Il y a donc lieu de confirmer l'ordonnance entreprise de ce chef.
Sur la demande de remboursement du coût des constats d'huissier
Aux termes de l'article 835 alinéa 2 du code de procédure civile, le président du tribunal judiciaire ou le juge du contentieux de la protection, dans les limites de sa compétence et dans les cas ou l'existence de l'obligation n'est pas sérieusement contestable, peuvent accorder une provision au créancier ou ordonner l'exécution de l'obligation même s'il s'agit d'une obligation de faire.
Ils ne peuvent donc accorder qu'une provision au créancier, à l'exclusion du prononcé de toute condamnation définitive.
En l'espèce, Mme [V] sollicite la condamnation de l'appelante à lui payer la somme de 960 euros au titre du coût des constats d'huissier.
Or, une telle demande excède les pouvoirs du juge des référés, tels que définis par l'article précité, comme n'étant pas formée à titre provisionnel.
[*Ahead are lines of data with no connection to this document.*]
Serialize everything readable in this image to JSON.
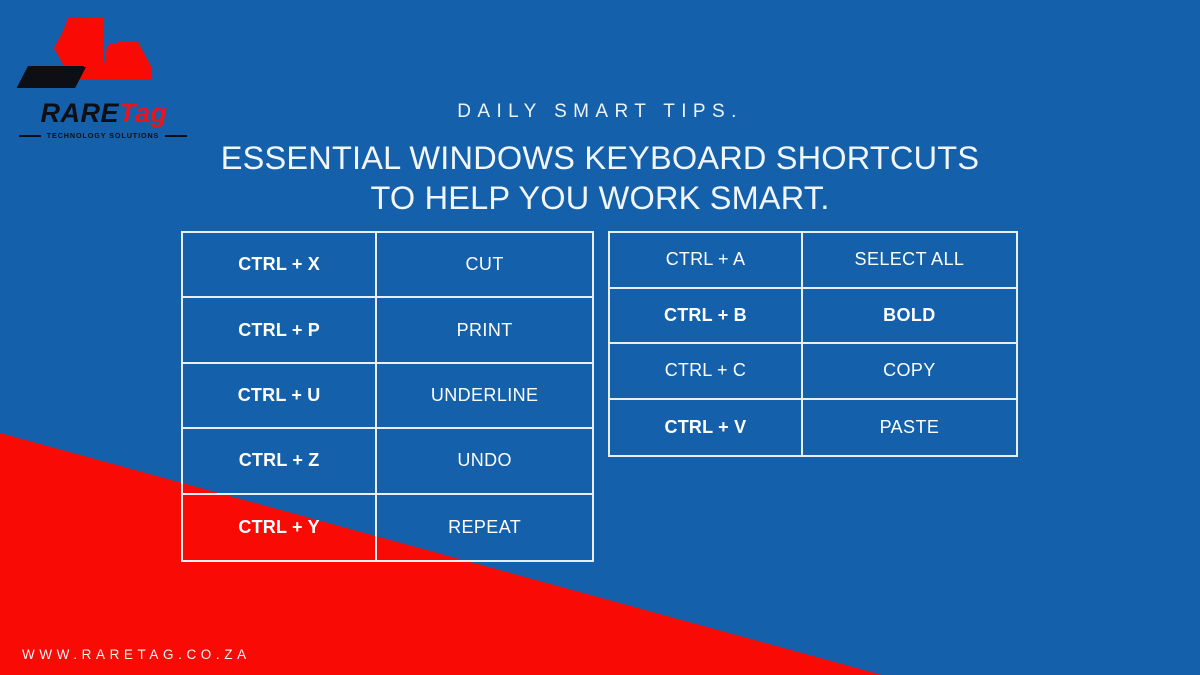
{
  "theme": {
    "background_blue": "#1560aa",
    "accent_red": "#fa0a05",
    "text_white": "#ffffff",
    "border_white": "#e9eef3",
    "logo_black": "#0d0f14",
    "logo_red": "#e8161b"
  },
  "logo": {
    "mark_name": "raretag-chevron-mark",
    "word_primary": "RARE",
    "word_secondary": "Tag",
    "tagline": "TECHNOLOGY SOLUTIONS"
  },
  "header": {
    "eyebrow": "DAILY SMART TIPS.",
    "headline_line1": "ESSENTIAL WINDOWS KEYBOARD SHORTCUTS",
    "headline_line2": "TO HELP YOU WORK SMART."
  },
  "tables": {
    "left": {
      "name": "shortcuts-table-left",
      "rows": [
        {
          "key": "CTRL + X",
          "value": "CUT",
          "key_bold": true,
          "value_bold": false
        },
        {
          "key": "CTRL + P",
          "value": "PRINT",
          "key_bold": true,
          "value_bold": false
        },
        {
          "key": "CTRL + U",
          "value": "UNDERLINE",
          "key_bold": true,
          "value_bold": false
        },
        {
          "key": "CTRL + Z",
          "value": "UNDO",
          "key_bold": true,
          "value_bold": false
        },
        {
          "key": "CTRL + Y",
          "value": "REPEAT",
          "key_bold": true,
          "value_bold": false
        }
      ]
    },
    "right": {
      "name": "shortcuts-table-right",
      "rows": [
        {
          "key": "CTRL + A",
          "value": "SELECT ALL",
          "key_bold": false,
          "value_bold": false
        },
        {
          "key": "CTRL + B",
          "value": "BOLD",
          "key_bold": true,
          "value_bold": true
        },
        {
          "key": "CTRL + C",
          "value": "COPY",
          "key_bold": false,
          "value_bold": false
        },
        {
          "key": "CTRL + V",
          "value": "PASTE",
          "key_bold": true,
          "value_bold": false
        }
      ]
    }
  },
  "footer": {
    "website": "W W W . R A R E T A G . C O . Z A",
    "website_plain": "WWW.RARETAG.CO.ZA"
  }
}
Dès lors que la cour est saisie des prétentions des parties formulées par voie de conclusions, régulièrement transmises et signifiées ou notifiées dans le cas où la partie a constitué avocat, antérieurement à l'ordonnance de clôture, une note en délibéré adressée à la demande de la cour afin de permettre aux parties de répondre à un moyen soulevé d'office ne peut les régulariser.
Dans ces conditions, il n'y a pas lieu à référé sur la demande de remboursement formée par Mme [V] à l'encontre de Mme [H].
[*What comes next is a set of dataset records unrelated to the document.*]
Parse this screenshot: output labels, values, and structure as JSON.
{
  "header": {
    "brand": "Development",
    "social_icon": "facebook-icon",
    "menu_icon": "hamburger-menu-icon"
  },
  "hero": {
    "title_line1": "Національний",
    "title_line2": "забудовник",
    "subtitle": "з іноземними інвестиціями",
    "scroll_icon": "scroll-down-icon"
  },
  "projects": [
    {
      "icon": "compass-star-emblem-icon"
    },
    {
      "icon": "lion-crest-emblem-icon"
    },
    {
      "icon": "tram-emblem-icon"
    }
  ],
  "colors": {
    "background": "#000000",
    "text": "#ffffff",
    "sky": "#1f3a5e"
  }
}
Sur l'article 700 du code de procédure civile et les dépens
Il convient de confirmer l'ordonnance déférée en ce qu'elle a condamné Mme [H] aux dépens et à verser à Mme [V] la somme de 2 400 euros sur le fondement des dispositions de l'article 700 du code de procédure civile.
Mme [H], qui succombe au litige, supportera les dépens de la procédure d'appel.
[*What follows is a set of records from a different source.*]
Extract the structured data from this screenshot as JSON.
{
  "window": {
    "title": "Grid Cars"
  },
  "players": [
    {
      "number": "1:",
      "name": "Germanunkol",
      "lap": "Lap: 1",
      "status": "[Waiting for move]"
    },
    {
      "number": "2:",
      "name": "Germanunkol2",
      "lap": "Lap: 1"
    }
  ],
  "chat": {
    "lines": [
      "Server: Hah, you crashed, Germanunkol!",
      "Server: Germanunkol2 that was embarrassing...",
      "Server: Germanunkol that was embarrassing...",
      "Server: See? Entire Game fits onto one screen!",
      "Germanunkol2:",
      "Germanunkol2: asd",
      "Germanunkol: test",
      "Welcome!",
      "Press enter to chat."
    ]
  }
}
En tant que partie perdante, elle sera déboutée de sa demande formulée sur le fondement de l'article 700 du code de procédure civile.
Il serait en revanche inéquitable de laisser à la charge de Mme [V] les frais non compris dans les dépens qu'elle a exposés pour sa défense en cause d'appel, de sorte que Mme [H] sera condamnée à leur verser la somme de 3 000 euros sur le fondement de ce texte.
PAR CES MOTIFS
La cour,
Confirme l'ordonnance entreprise en toutes ses dispositions ;
Statuant à nouveau et y ajoutant,
Dit n'y avoir lieu à référé sur la demande de remboursement formée par Mme [S] [V] à l'encontre de Mme [B] [H] au titre du coût des constats d'huissier ;
Condamne Mme [B] [H] à payer à Mme [S] [V] la somme de 3 000 euros sur le fondement de l'article 700 du code de procédure civile ;
Déboute Mme [B] [H] de sa demande formée sur ce même fondement ;
Condamne Mme [B] [H] aux dépens d'appel.